Overall, 481 patients completed 52 weeks of treatment, including 84.3% (156 of 185) in the LD group, 89.7% (165 of 184) in the NL group, and 86.0% (160 of 186) in the placebo group. The proportion of patients who switched to open-label or standard of care between weeks 20 and 48 was 50.8% in the LD group, 47.3% in the NL group, and 64.0% in the placebo group. Both primary and all secondary end points were met at week 16. The proportion of TNFi-naive patients who met ASAS40 was significantly higher for LD at week 16 (41.5%) and NL at week 52 (39.8%) versus placebo (29.2% at week 16 and 19.9% at week 52; both P < 0.05).
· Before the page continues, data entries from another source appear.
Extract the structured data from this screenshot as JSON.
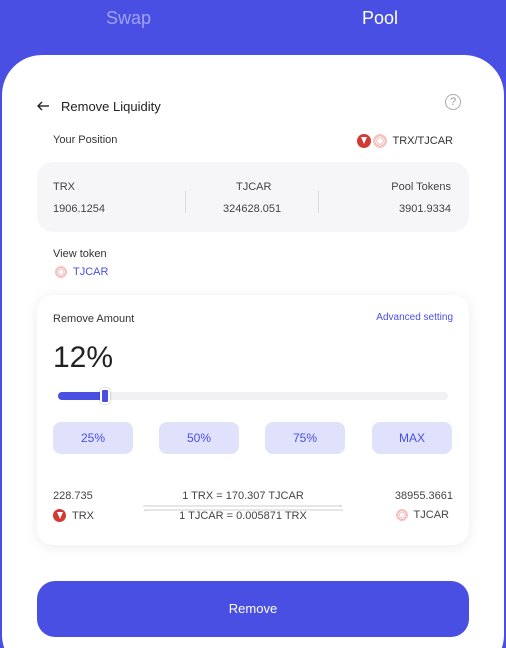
{
  "tabs": {
    "swap": "Swap",
    "pool": "Pool"
  },
  "header": {
    "title": "Remove Liquidity",
    "help_icon": "question-circle-icon",
    "help_glyph": "?"
  },
  "position": {
    "label": "Your Position",
    "pair": "TRX/TJCAR",
    "stats": [
      {
        "label": "TRX",
        "value": "1906.1254"
      },
      {
        "label": "TJCAR",
        "value": "324628.051"
      },
      {
        "label": "Pool Tokens",
        "value": "3901.9334"
      }
    ]
  },
  "view_token": {
    "label": "View token",
    "token": "TJCAR"
  },
  "remove_amount": {
    "label": "Remove Amount",
    "advanced": "Advanced setting",
    "percent_text": "12%",
    "percent_value": 12,
    "buttons": [
      "25%",
      "50%",
      "75%",
      "MAX"
    ]
  },
  "output": {
    "left": {
      "amount": "228.735",
      "token": "TRX"
    },
    "right": {
      "amount": "38955.3661",
      "token": "TJCAR"
    },
    "rate_top": "1 TRX = 170.307 TJCAR",
    "rate_bottom": "1 TJCAR = 0.005871 TRX"
  },
  "action": {
    "remove": "Remove"
  },
  "colors": {
    "accent": "#4a4fe3",
    "button_light": "#e0e1fb",
    "trx_red": "#d23a33"
  }
}
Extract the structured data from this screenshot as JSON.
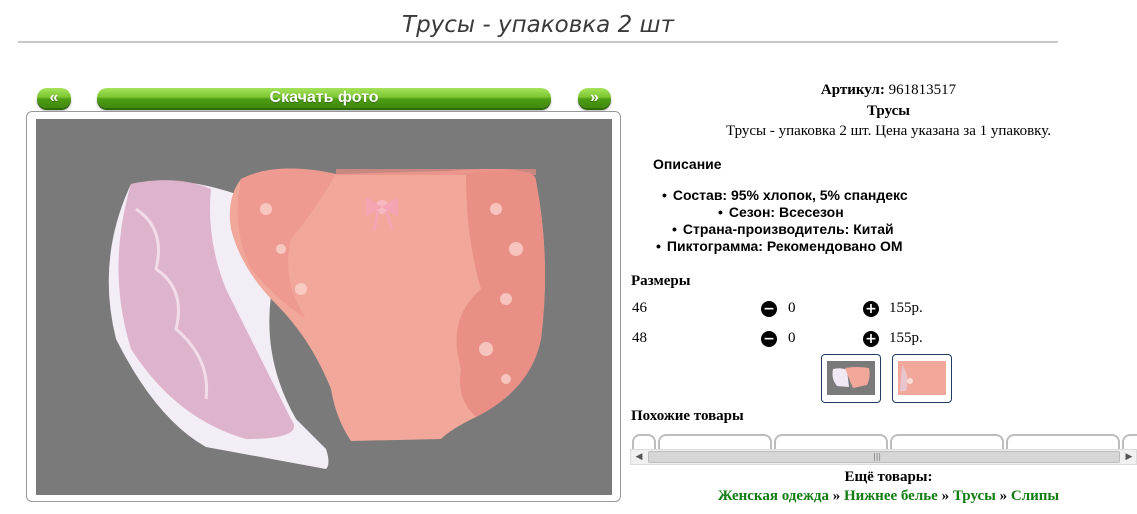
{
  "page": {
    "title": "Трусы - упаковка 2 шт"
  },
  "gallery": {
    "prev_label": "«",
    "download_label": "Скачать фото",
    "next_label": "»"
  },
  "product": {
    "article_label": "Артикул:",
    "article_value": "961813517",
    "name": "Трусы",
    "summary": "Трусы - упаковка 2 шт. Цена указана за 1 упаковку.",
    "description_heading": "Описание",
    "specs": [
      "Состав: 95% хлопок, 5% спандекс",
      "Сезон: Всесезон",
      "Страна-производитель: Китай",
      "Пиктограмма: Рекомендовано ОМ"
    ]
  },
  "sizes": {
    "heading": "Размеры",
    "rows": [
      {
        "size": "46",
        "qty": "0",
        "price": "155р."
      },
      {
        "size": "48",
        "qty": "0",
        "price": "155р."
      }
    ]
  },
  "similar": {
    "heading": "Похожие товары"
  },
  "more": {
    "heading": "Ещё товары:",
    "crumbs": [
      "Женская одежда",
      "Нижнее белье",
      "Трусы",
      "Слипы"
    ],
    "separator": "»"
  },
  "icons": {
    "minus": "minus-circle-icon",
    "plus": "plus-circle-icon"
  },
  "colors": {
    "accent_green": "#7cc631",
    "link_green": "#117c11",
    "photo_bg": "#7a7a7a",
    "peach": "#f1a89a",
    "white_garment": "#f3eef6"
  }
}
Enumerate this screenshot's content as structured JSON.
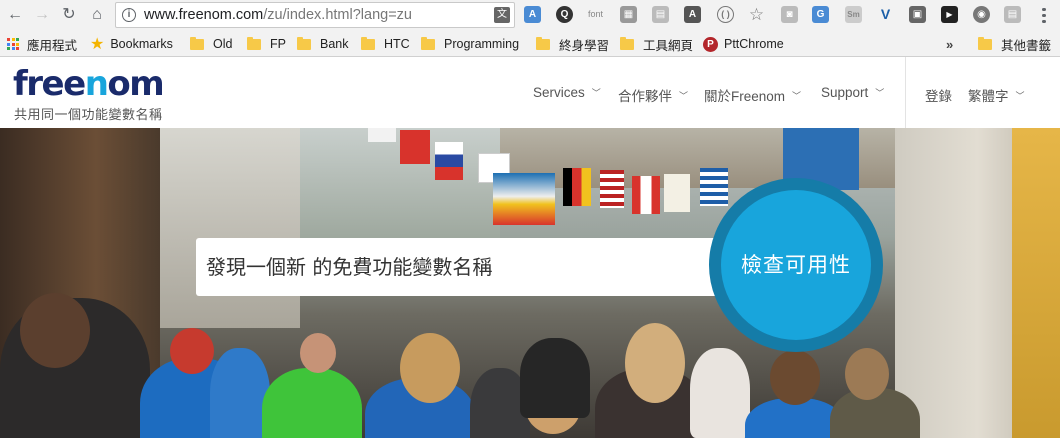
{
  "browser": {
    "url_host": "www.freenom.com",
    "url_path": "/zu/index.html?lang=zu",
    "extensions": [
      "translate-extension",
      "evernote-icon",
      "font-icon",
      "qr-icon",
      "note-icon",
      "a-icon",
      "sync-icon",
      "star-icon",
      "camera-icon",
      "google-translate-icon",
      "smart-icon",
      "v-icon",
      "tile-icon",
      "youtube-icon",
      "globe-icon"
    ]
  },
  "bookmarks": {
    "apps": "應用程式",
    "items": [
      "Bookmarks",
      "Old",
      "FP",
      "Bank",
      "HTC",
      "Programming",
      "終身學習",
      "工具網頁",
      "PttChrome"
    ],
    "other": "其他書籤"
  },
  "header": {
    "logo_parts": [
      "free",
      "n",
      "om"
    ],
    "tagline": "共用同一個功能變數名稱",
    "nav": [
      "Services",
      "合作夥伴",
      "關於Freenom",
      "Support"
    ],
    "login": "登錄",
    "language": "繁體字"
  },
  "hero": {
    "search_placeholder": "發現一個新 的免費功能變數名稱",
    "check_button": "檢查可用性",
    "brand_color": "#18a5dc",
    "ring_color": "#157ca8"
  }
}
No new safety findings were reported.

CONCLUSION

Our findings indicate that secukinumab 150 mg provides significant and sustained improvement in signs and symptoms of nonradiographic axial SpA through 52 weeks. Safety was consistent with previous reports.

摘要

目的

报告评估司库奴单抗治疗活动性非放射学中轴型脊柱关节炎(SpA)的首个 III 期研究 PREVENT 的主要(1 年)结果。

方法

共 555 例患者随机(1:1:1)接受皮下司库奴单抗 150mg 加负荷剂量(负荷剂量[LD]组)、司库奴单抗 150mg 无负荷剂量(非负荷剂量[NL]组)或每周安慰剂,然后从第 4 周开始每 4 周 1 次。NL 组在第 1、2 和 3 周接受安慰剂以保持盲法。第 20 周后允许转换为开放标签司库奴单抗或标准治疗。该研究有 2 个独立的分析计划,符合欧盟和非美国(方案 A;第 16 周)和美国(方案 B;第 52 周)监管要求。主要终点是在 TNF 抑制剂(TNFi)初治患者中,第 16 周(LD 组)和第 52 周(NL 组)时根据评估强直性脊柱炎国际协会(ASAS)标准达到 40%疾病活动改善。安全性分析包括接受至少 1 次研究治疗的所有患者。

结果

总体而言,481 例患者完成了 52 周的治疗,包括 LD 组 84.3%(156/185)、NL 组 89.7%(165/184)和安慰剂组 86.0%(160/186)。在第 20 周至 48 周期间,LD 组、NL 组和安慰剂组分别有 50.8%、47.3%和 64.0%的患者转换为开放标签或标准治疗。第 16 周时主要和所有次要终点均达到,LD 组第 16 周(41.5%)和 NL 组第 52 周(39.8%)TNFi 初治患者达到 ASAS40 的比例显著高于安慰剂组(第 16 周 29.2%和第 52 周 19.9%;均 P<0.05)。未报告新的安全性发现。

结论

我们的研究结果表明,司库奴单抗 150mg 可显著和持续改善非放射学中轴型 SpA 的体征和症状,持续 52 周。安全性与之前的报告一致。